High-Voltage, Room-Temperature Liquid Metal Flow Battery Enabled by Na-K vertical bar K-beta ''-Alumina Stability

Flow batteries are a compelling grid-scale energy storage technology because the stored energy is decoupled from the system power. Aqueous redox flow batteries (RFBs), however, are limited by low open-circuit voltages (OCVs). Replacing the aqueous negative electrolyte (negolyte) with liquid alkali metals-of which Na-K, a room-temperature liquid metal alloy, is attractive-would increase the OCV considerably. However, a suitable solid electrolyte has not been reported for Na-K. Here we show that K-beta ''-alumina is a selective and robust K+ ion conductor in contact with Na-K, to which it is stable with minimal exchange of Na.

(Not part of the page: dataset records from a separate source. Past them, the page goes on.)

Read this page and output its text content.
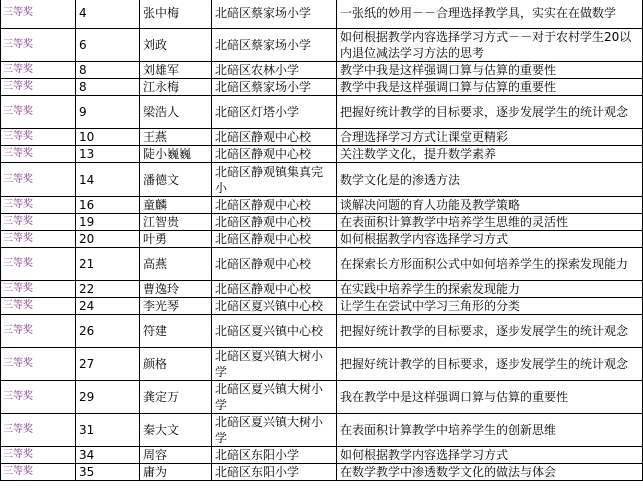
三等奖	4	张中梅	北碚区蔡家场小学	一张纸的妙用－－合理选择教学具，实实在在做数学
三等奖	6	刘政	北碚区蔡家场小学	如何根据教学内容选择学习方式－－对于农村学生20以内退位减法学习方法的思考
三等奖	8	刘雄军	北碚区农林小学	教学中我是这样强调口算与估算的重要性
三等奖	8	江永梅	北碚区蔡家场小学	教学中我是这样强调口算与估算的重要性
三等奖	9	梁浩人	北碚区灯塔小学	把握好统计教学的目标要求，逐步发展学生的统计观念
三等奖	10	王燕	北碚区静观中心校	合理选择学习方式让课堂更精彩
三等奖	13	陡小巍巍	北碚区静观中心校	关注数学文化，提升数学素养
三等奖	14	潘德文	北碚区静观镇集真完小	数学文化是的渗透方法
三等奖	16	童麟	北碚区静观中心校	谈解决问题的育人功能及教学策略
三等奖	19	江智贵	北碚区静观中心校	在表面积计算教学中培养学生思维的灵活性
三等奖	20	叶勇	北碚区静观中心校	如何根据教学内容选择学习方式
三等奖	21	高燕	北碚区静观中心校	在探索长方形面积公式中如何培养学生的探索发现能力
三等奖	22	曹逸玲	北碚区静观中心校	在实践中培养学生的探索发现能力
三等奖	24	李光琴	北碚区夏兴镇中心校	让学生在尝试中学习三角形的分类
三等奖	26	符建	北碚区夏兴镇中心校	把握好统计教学的目标要求，逐步发展学生的统计观念
三等奖	27	颜格	北碚区夏兴镇大树小学	把握好统计教学的目标要求，逐步发展学生的统计观念
三等奖	29	龚定万	北碚区夏兴镇大树小学	我在教学中是这样强调口算与估算的重要性
三等奖	31	秦大文	北碚区夏兴镇大树小学	在表面积计算教学中培养学生的创新思维
三等奖	34	周容	北碚区东阳小学	如何根据教学内容选择学习方式
三等奖	35	庸为	北碚区东阳小学	在数学教学中渗透数学文化的做法与体会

We report the cycling of cells with OCVs of 3.1-3.4 V employing aqueous and nonaqueous positive electrolytes (posolytes), and power density tests showing promising maximum power densities of 65 mW cm(-2) at 22 degrees C and >100 mW cm(-2) at 57 degrees C, ohmically limited by 330-mu m K-beta ''-alumina membranes. Further development of Na-K vertical bar K-beta ''-alumina batteries could unlock cost-effective energy storage.